17. “If it were not too late, after all!” he murmured. “If I could once more, like the others, eat my toasted bread honestly, sleep out my sleep without nightmare? The police spy would be very clever to recognize me now. My beard, that I shaved off down there, has grown out now thick and strong. One can borrow somewhere in this big ant-heap, and work is not lacking. Whoever does not go to pieces soon in the hell of the galleys comes out agile and robust; and I have learned how to climb the rope-ladders with loads on my back. Building is going on all around here, and the masons need helpers. Three francs a day,—I have never earned so much. That they should forget me, that is all I ask.”

18. He followed his courageous resolution, he was faithful to it, and three months afterward he was another man. The master for whom he labored cited him as his best workman. After a long day passed on the scaffolding, in the full sun, in the dust, constantly bending and straightening his back to take the stones from the hands of the man below him and to pass them to the man above him, he went to get his soup, at the cheap eating house, tired out, his legs numb, his hands burning, and his eyelashes stuck together by the plaster, but content with himself, and carrying his well-earned money in the knot of his handkerchief. He went out without fear, for his white mask made him unrecognizable, and, then, he had observed that the suspicious glance of the policeman seldom falls on the real worker. He was silent and sober. He slept the sound sleep of honest fatigue.
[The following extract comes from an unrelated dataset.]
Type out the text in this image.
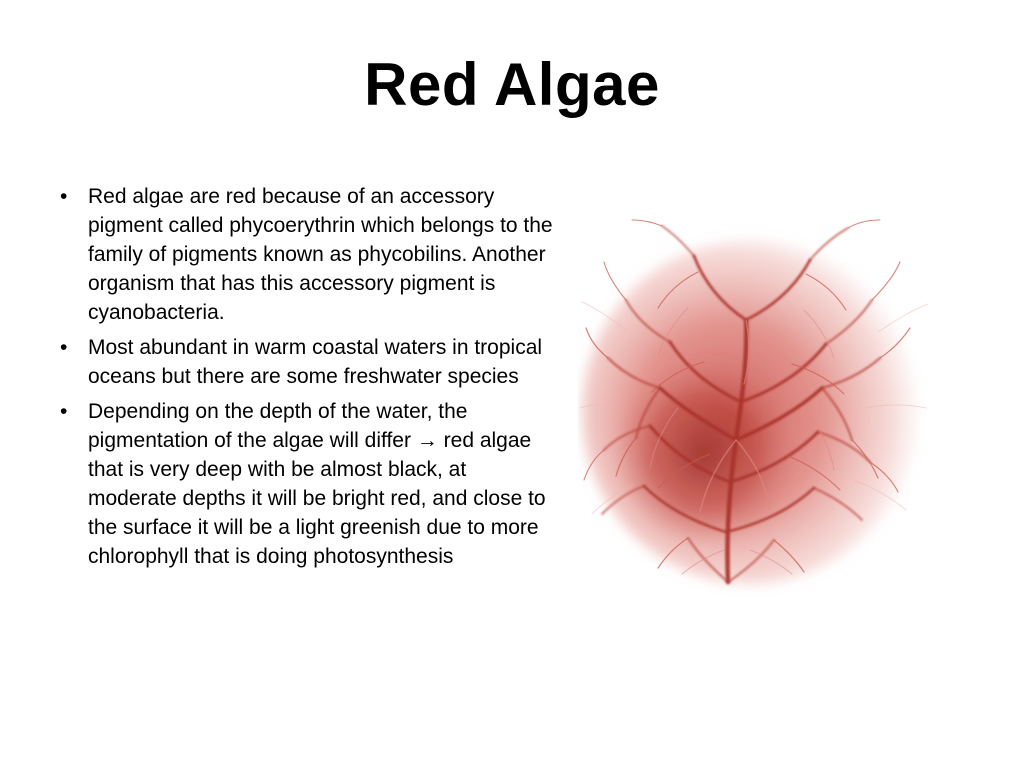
Red Algae
• Red algae are red because of an accessory pigment called phycoerythrin which belongs to the family of pigments known as phycobilins. Another organism that has this accessory pigment is cyanobacteria.
• Most abundant in warm coastal waters in tropical oceans but there are some freshwater species
• Depending on the depth of the water, the pigmentation of the algae will differ → red algae that is very deep with be almost black, at moderate depths it will be bright red, and close to the surface it will be a light greenish due to more chlorophyll that is doing photosynthesis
He was free.


19. At last—supreme recompense!—he had a friend.

20. It was a mason’s helper like himself, named Savinien, a little peasant from Limoges, red-cheeked, who had come to Paris with his stick over his shoulder and his bundle on the end of it, who fled from the liquor-dealers and went to mass on Sundays. Jean François loved him for his piety, for his candor, for his honesty, for all that he himself had lost, and so long ago. It was a passion profound, reserved, disclosing itself in the care and forethought of a father. Savinien, himself easily moved and self-loving, let things take their course, satisfied only in that he had found a comrade who shared his horror of the wine-shop. The two friends lived together in a furnished room, fairly clean, but their resources were very limited; they had to take into their room a third companion, an old man from Auvergne, sombre and rapacious, who found a way of economizing out of his meagre wages enough to buy some land in his own province.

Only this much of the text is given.